И на лице Ника сразу появилось напряжение, он шарахнулся в сторону и быстро сказал:
– Не надо… пожалуйста, Витор!
– Не читай мои мысли! Ты разве видишь, что я что-то делаю тебе?
– Но ты хочешь… всё время хочешь меня ударить. Я сказал, что люблю тебя, и поэтому ты теперь будешь меня бить? Да?
Корс видел, как Ник побледнел, его губы дрожали от волнения и расстройства, а в голосе сквозили нотки обиды; он буквально запнулся на полуслове, замолк, нервно сглотнув. Его лицо было таким грустным, что на него невозможно было смотреть так, чтобы сердце не сжималось от жалости.
– Прекрати капризно надувать губы, это просто вульгарно! – Корс старался не поддаться, чтобы не начать жалеть его.

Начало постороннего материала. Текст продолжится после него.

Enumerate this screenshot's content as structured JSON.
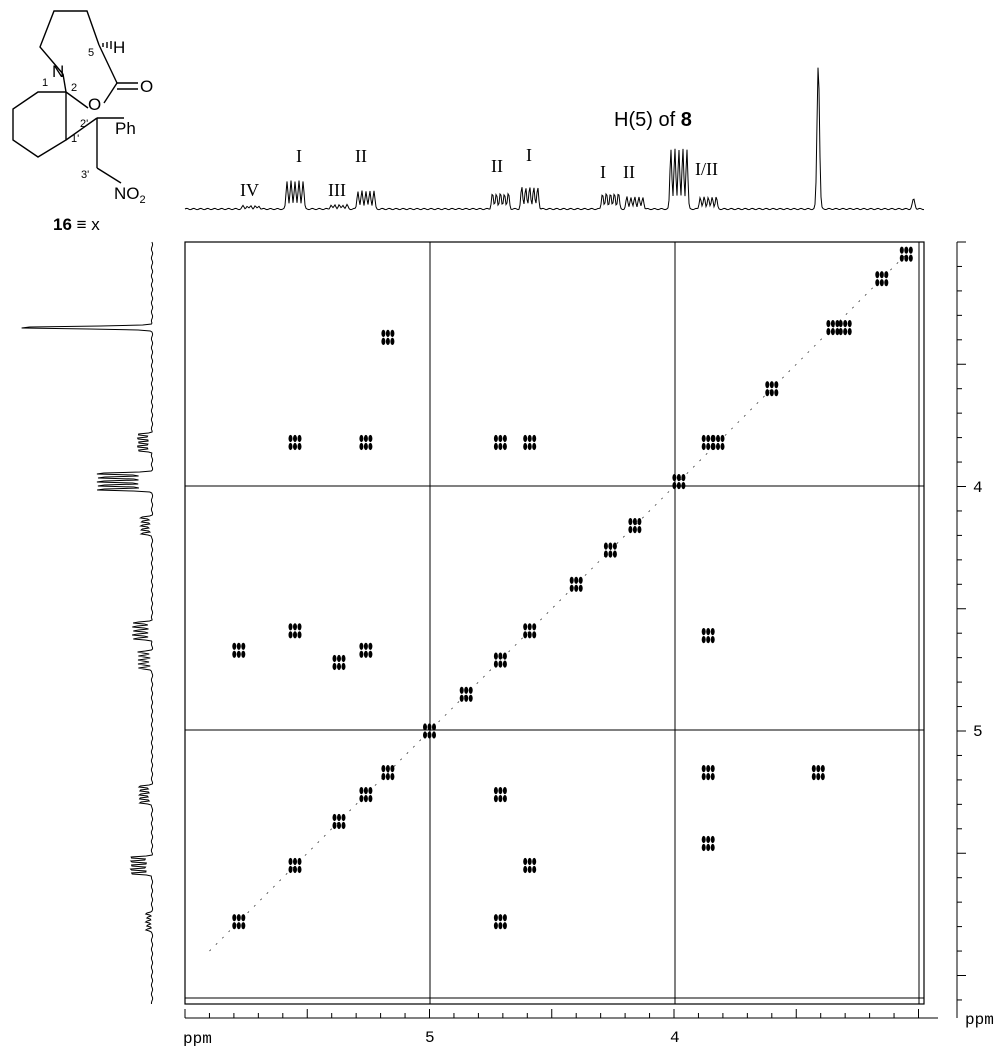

– Я ничего не надуваю, – обижено возразил Ник. – Карину ты никогда не бил, а меня постоянно пинаешь! Хлопаешь меня по глазам и губам, которые тебе так нравятся. Бесконечные оплеухи от тебя за каждый «не такой», по твоему мнению, взгляд, за каждое «не такое» слово – ты сразу бьёшь. Да, может быть, не в полную силу, но это унизительно.
Корс видел сейчас, что постоянное ношение маски всё же сказалось на его Нике, и он, как и большинство рабов и простолюдинов, когда его лицо открыто, плохо контролирует мимику, свои эмоции, и если он расстроен, это отражается на его лице в полной мере. Он даже не старается или не умеет как-то сдерживать себя, потому что не привык получать от собеседника обратной связи в зависимости от выражения своего лица, не понимает, что это важно, и не заботится об этом. Корсу невыносимо было видеть эту ущербность.
– Прости! Прости! – он схватился за голову. – Ты вызываешь во мне какие-то низменные чувства! И Карина полная дура, конечно, но она моя единственная девочка. Я берег её, хотя по-хорошему её следовало очень жестко наказывать. Но эта идиотка в итоге хоть нашла себе такого же дурака. А ты ненормальный совсем, понимаешь? Дикий, запущенный. Ну что ты смотришь на меня своими глазками и молчишь? Мой беленький, беленький мальчик! Ох, ох, моя куколка.... Иди сюда, ползи сюда ко мне, немедленно! Вот так…Тебе ведь хорошо со мной? Я ведь так люблю тебя, моя ненаглядная прелесть, глазки, как у куколки, и губки.
– Ты меня бьешь!
– Прости, прости, моя куколка! Я делаю это для твоего же блага. Если бы ты не был таким глупым, ты бы благодарил меня за это. Благодари…
– Спасибо.
– Мой мальчик. Мой глупый мальчик…
– Мне больно, не надо… не трогай…
– Потерпи, ты напился вчера, и как бы я ни любил тебя, ты будешь наказан…
– Ах, ах… Хватит, отпусти!
Корс всё же отпустил его член и яички, перестав их так сильно сжимать и впиваться в них ногтями.